When we’re secure in God’s grace and we get how the death and resurrection of Christ totally forms our identity—do think that just maybe we can accept from others how our words or the way we treat them isn’t as loving or godly as we want. And this brings us closer to Jesus…

Cause the really good news is we aren’t limited to the flesh and its selfish and foolish wisdom,

James 3:17 But the wisdom from above is first pure, then peaceable, gentle, reasonable, full of mercy and good fruits, unwavering, without hypocrisy.

Rather than jump at whatever the flesh desires, wisdom is morally pure. When you are ready to jump into another impure, shameful choice don’t think this is God’s will. See this as the flesh. Don’t be arrogant and lie against the truth! Bring this to the One who loves you most and the One who can cleanse you and satisfy you most.

Wisdom is peaceable. It doesn’t enter conversations armed for war; it doesn’t put people on their heels. And if you see this in yourself, this is not law that condemns you. This is an invitation to come to Jesus and let Him have this area of your life. It’s okay to admit to this.

Wisdom is gentle, not proud, not controlling, not manipulating.

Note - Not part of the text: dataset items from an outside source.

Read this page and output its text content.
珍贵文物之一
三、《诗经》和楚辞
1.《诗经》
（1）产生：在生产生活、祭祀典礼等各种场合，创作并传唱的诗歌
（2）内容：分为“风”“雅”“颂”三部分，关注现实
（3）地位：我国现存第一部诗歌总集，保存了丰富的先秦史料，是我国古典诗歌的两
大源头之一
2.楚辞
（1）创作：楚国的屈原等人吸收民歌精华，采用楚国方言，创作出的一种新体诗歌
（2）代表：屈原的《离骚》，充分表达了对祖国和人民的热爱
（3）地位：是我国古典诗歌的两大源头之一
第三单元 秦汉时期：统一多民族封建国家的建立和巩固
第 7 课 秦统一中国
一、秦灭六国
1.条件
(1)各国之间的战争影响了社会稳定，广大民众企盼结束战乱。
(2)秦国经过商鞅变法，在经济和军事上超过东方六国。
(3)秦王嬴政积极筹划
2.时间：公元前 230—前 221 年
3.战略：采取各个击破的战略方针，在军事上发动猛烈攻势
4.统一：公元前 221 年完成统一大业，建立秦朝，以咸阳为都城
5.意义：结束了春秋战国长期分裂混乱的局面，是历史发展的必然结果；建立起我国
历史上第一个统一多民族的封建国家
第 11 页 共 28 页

Wisdom is reasonable, conciliatory—non-argumentative.

This doesn’t mean it’s unreasonable to dispute over the truth, there are mountains to die on. But if everything is a mountain, or if you constantly stir up controversy over petty issues, you are not acting with godly wisdom.

And the point isn’t that you’re a bad person, but this is an area to let Christ mature you in.

Wisdom is also full of mercy and good fruits—love, meeting people’s needs—it’s unwavering and without hypocrisy. It’s sincere; without faking, without virtue signaling, without pretending.

This is an apologetic for Christianity. Mature Christianity. Christianity fully experienced. It’s kind of like this is what following Jesus leads to, the type of people we become as we walking humbly with our Lord. It may take a lifetime or more, but this is Jesus. This is Christ in us.

James 3:18 And the seed whose fruit is righteousness is sown in peace by those who make peace. Peace is the seed sown that yields a harvest of righteousness.

The truly wise man or woman is a man or woman of peace. There’s not chaos and hurt people.

Peace doesn’t come about through our flesh. Our anger. Our accusations. Our control. Peace doesn’t come through rabid activism, unhinged tweets, violent threats, or by shaming or cancelling those who disagree with us. It comes buy the Spirit of God working in us.

Our relationships—marriages, friendships, families, workplaces, church—need godly wisdom. Gentleness. Peace. Not criticism or judgment. The world we’re in needs this peace, the good news of God’s grace in Jesus Christ. They don’t need us to be rude, angry, passive, aggressive.  

And wisdom knows that the same thing we deal with, they deal with too.

People are damaged because people are damaged. It’s not an excuse or a justification. It just is. And the hard truth is that people actually long to be good. They do not intend to hurt one another. We are not the main character in a play about people being mean to us. We are in a sea of people who are all doing the best we can with the piece of floor we happen to be standing on. And thanks to trauma, childhood, brain chemistry, alcoholism, addictions, and myriad other additions, sometimes we do a really terrible job of doing our best.”

Wisdom understands this and rather than be angry and judgmental, we bring peace in the Person of Christ. Peace with God. Peace in their hearts. Peace through Jesus Christ alone.

This is true for us and for others.

So, this is what we are maturing into. A community of grace and humility. A community of Christians who trust Jesus and one another. Holding to the truth. Valuing grace in relationships. Knowing who we are. Able to let others speak to us when we’re not like Jesus at all. Which is a lot. When we are hurtful or self-hurtful. Bringing us back to Jesus. Back to sanity. Wisdom. Love.